UX Scotland: interview with Cennydd Bowles

Cennydd Bowles is the Endnote speaker for UX Scotland 2018. His book Undercover User Experience Design was one of the first books on usability that I read at the start of my career, so it was a pleasure to have the opportunity to do a short interview with Cennydd ahead of the conference.

You published a book back in 2010 about incorporating basic usability practices in organisations (Undercover User Experience Design), before User Experience became the buzz term it is today. What has changed ever since?

The field has bloomed, in both the flower way and the mould way. Executives have
started to understand the nature and benefit of design, and to see user experience as an important differentiator. As a discipline, UX has become neatly packaged and commoditised, allowing designers to roll out process and roles and other things that businesses like.
However, the field has also become polluted by bandwagon-jumping mediocrity, and designers are being strategically outflanked by product managers, marketers, and data scientists.

As many of us ‘old school uxers’, your are a ‘self-made’ designer. What are your thoughts on the growing offer of ux design courses/degrees?

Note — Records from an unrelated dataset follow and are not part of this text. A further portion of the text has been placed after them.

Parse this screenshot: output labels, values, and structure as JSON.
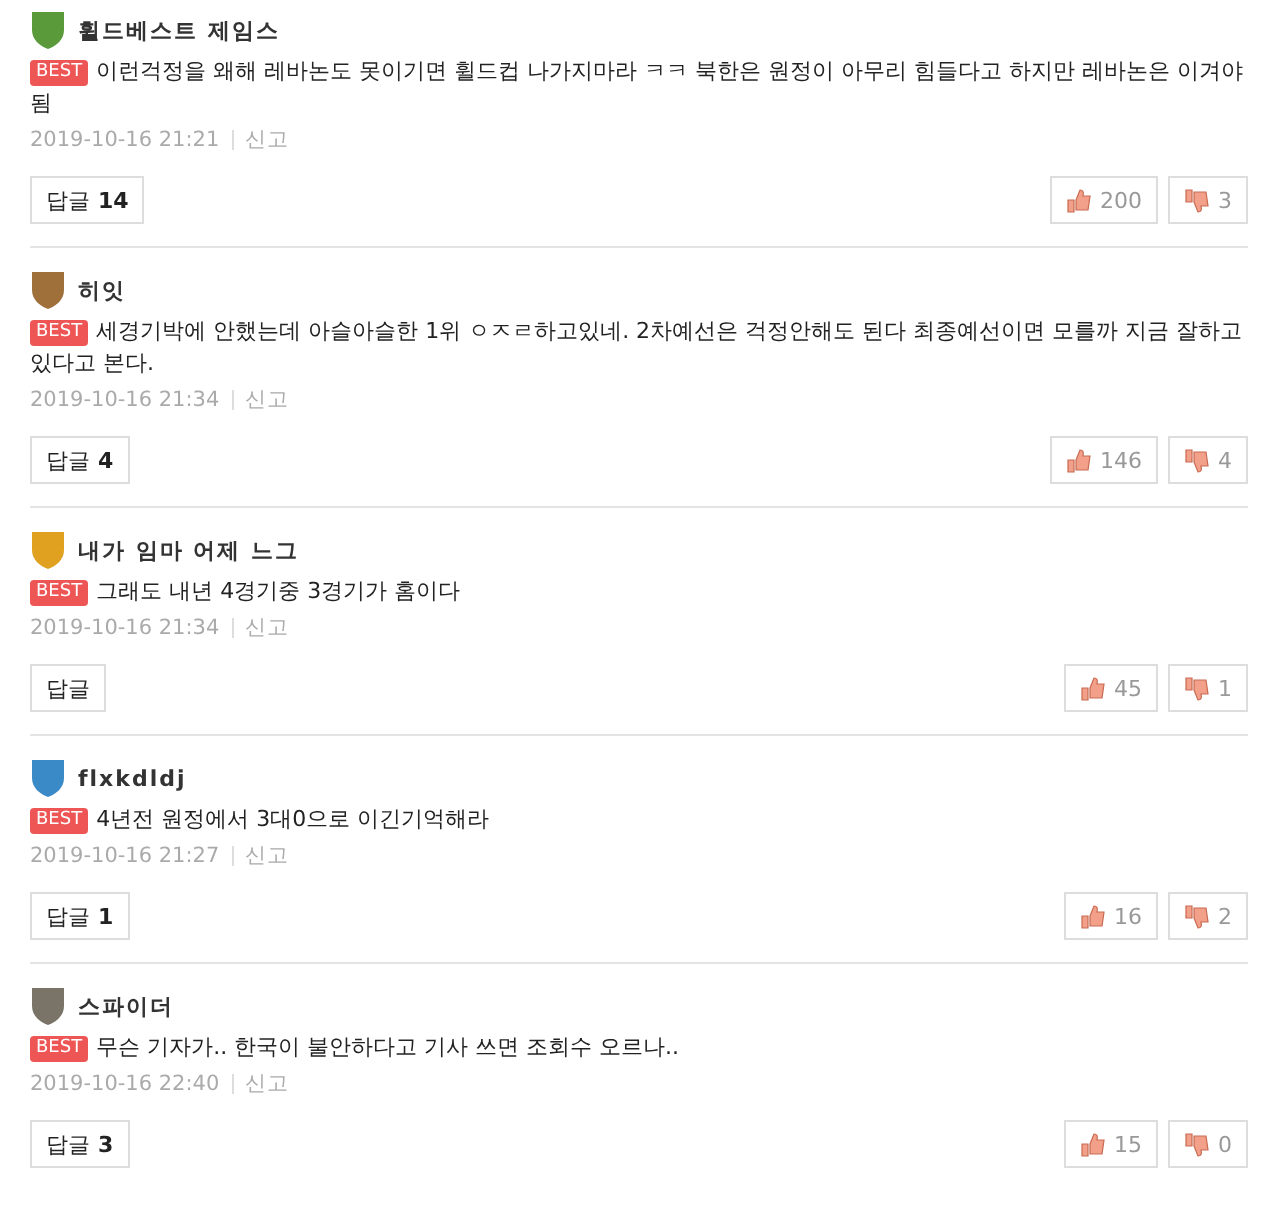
{
  "comments": [
    {
      "author": "휠드베스트 제임스",
      "color": "#5a9a3a",
      "best": "BEST",
      "text": "이런걱정을 왜해 레바논도 못이기면 휠드컵 나가지마라 ㅋㅋ 북한은 원정이 아무리 힘들다고 하지만 레바논은 이겨야됨",
      "date": "2019-10-16 21:21",
      "report": "신고",
      "reply_label": "답글",
      "reply_count": "14",
      "likes": "200",
      "dislikes": "3"
    },
    {
      "author": "히잇",
      "color": "#a0703a",
      "best": "BEST",
      "text": "세경기박에 안했는데 아슬아슬한 1위 ㅇㅈㄹ하고있네. 2차예선은 걱정안해도 된다 최종예선이면 모를까 지금 잘하고 있다고 본다.",
      "date": "2019-10-16 21:34",
      "report": "신고",
      "reply_label": "답글",
      "reply_count": "4",
      "likes": "146",
      "dislikes": "4"
    },
    {
      "author": "내가 임마 어제 느그",
      "color": "#e0a020",
      "best": "BEST",
      "text": "그래도 내년 4경기중 3경기가 홈이다",
      "date": "2019-10-16 21:34",
      "report": "신고",
      "reply_label": "답글",
      "likes": "45",
      "dislikes": "1"
    },
    {
      "author": "flxkdldj",
      "color": "#3a8ac8",
      "best": "BEST",
      "text": "4년전 원정에서 3대0으로 이긴기억해라",
      "date": "2019-10-16 21:27",
      "report": "신고",
      "reply_label": "답글",
      "reply_count": "1",
      "likes": "16",
      "dislikes": "2"
    },
    {
      "author": "스파이더",
      "color": "#7a7468",
      "best": "BEST",
      "text": "무슨 기자가.. 한국이 불안하다고 기사 쓰면 조회수 오르나..",
      "date": "2019-10-16 22:40",
      "report": "신고",
      "reply_label": "답글",
      "reply_count": "3",
      "likes": "15",
      "dislikes": "0"
    }
  ]
}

Some are good, some aren’t. The courses I like teach a variety of design approaches, and that encourage their students to challenge the status quo and to be occasionally critical of mainstream design and technology practices. I’m less keen on the courses whose raison d’etre seems to be pumping out junior practitioners for their first UX role.

You are now focusing your career on the ethics of future technology, which is an increasingly relevant topic in current times as illustrated by the Cambridge
Analytica/Facebook scandal, and the coming GDPR regulations. What prompted that change?

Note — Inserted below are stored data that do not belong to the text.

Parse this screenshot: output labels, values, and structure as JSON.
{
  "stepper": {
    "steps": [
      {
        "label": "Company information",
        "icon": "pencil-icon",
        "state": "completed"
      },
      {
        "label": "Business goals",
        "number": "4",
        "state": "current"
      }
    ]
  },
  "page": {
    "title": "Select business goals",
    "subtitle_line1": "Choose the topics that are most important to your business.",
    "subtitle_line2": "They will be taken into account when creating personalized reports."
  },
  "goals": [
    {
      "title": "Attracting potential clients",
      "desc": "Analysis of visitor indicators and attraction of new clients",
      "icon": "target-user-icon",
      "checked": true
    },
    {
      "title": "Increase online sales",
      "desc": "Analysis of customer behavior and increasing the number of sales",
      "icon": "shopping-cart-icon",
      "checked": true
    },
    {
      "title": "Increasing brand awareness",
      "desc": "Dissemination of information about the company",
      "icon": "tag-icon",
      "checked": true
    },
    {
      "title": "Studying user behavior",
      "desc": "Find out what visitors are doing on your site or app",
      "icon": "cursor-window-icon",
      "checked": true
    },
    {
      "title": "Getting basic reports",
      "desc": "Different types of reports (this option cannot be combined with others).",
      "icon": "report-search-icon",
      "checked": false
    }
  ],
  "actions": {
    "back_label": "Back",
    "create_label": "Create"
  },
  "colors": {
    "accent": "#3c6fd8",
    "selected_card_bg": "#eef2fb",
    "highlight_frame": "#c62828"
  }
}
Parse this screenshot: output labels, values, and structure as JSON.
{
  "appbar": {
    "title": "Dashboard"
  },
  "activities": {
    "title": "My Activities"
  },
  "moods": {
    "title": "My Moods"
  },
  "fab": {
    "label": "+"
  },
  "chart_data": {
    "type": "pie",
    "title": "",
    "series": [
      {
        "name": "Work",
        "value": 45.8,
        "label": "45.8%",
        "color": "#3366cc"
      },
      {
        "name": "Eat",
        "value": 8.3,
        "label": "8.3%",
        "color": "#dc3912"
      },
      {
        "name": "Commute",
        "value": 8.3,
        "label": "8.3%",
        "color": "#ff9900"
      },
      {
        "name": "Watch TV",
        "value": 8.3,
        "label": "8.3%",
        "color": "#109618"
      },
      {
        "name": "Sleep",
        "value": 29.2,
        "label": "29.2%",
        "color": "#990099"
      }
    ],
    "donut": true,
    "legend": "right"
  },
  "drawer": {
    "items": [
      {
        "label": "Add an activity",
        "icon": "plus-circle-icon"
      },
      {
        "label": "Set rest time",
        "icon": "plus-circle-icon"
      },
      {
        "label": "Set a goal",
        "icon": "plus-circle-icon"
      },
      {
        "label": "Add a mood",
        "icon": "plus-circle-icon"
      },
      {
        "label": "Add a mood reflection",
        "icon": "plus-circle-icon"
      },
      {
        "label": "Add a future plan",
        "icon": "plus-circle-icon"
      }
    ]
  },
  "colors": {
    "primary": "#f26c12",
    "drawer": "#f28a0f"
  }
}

[Gestures wildly at everything happening in the tech world.]

Your session at UX Scotland is based on the premise that user-centred design is starting to stagnate. What do you foresee will be the next ‘big thing’ in the
discipline of usability?

I’d put usability in the same boat as UCD [User-Centred Design]. We’re approaching an era in which we won’t use technologies so much as coexist with them. Emerging tech’s design challenges will be more about communication, agency, morality, and accountability than use. I think speculative and critical design can teach us a lot here, as can science & technology studies academics, artists, science-fiction writers, and philosophers. I hope the next big thing is for designers to shift away from the delivery-first mindset and to listen to these people. After all, they’ll been looking at these broader issues for decades.


Cennydd’s Post UX endnote will take place on Friday 15 June.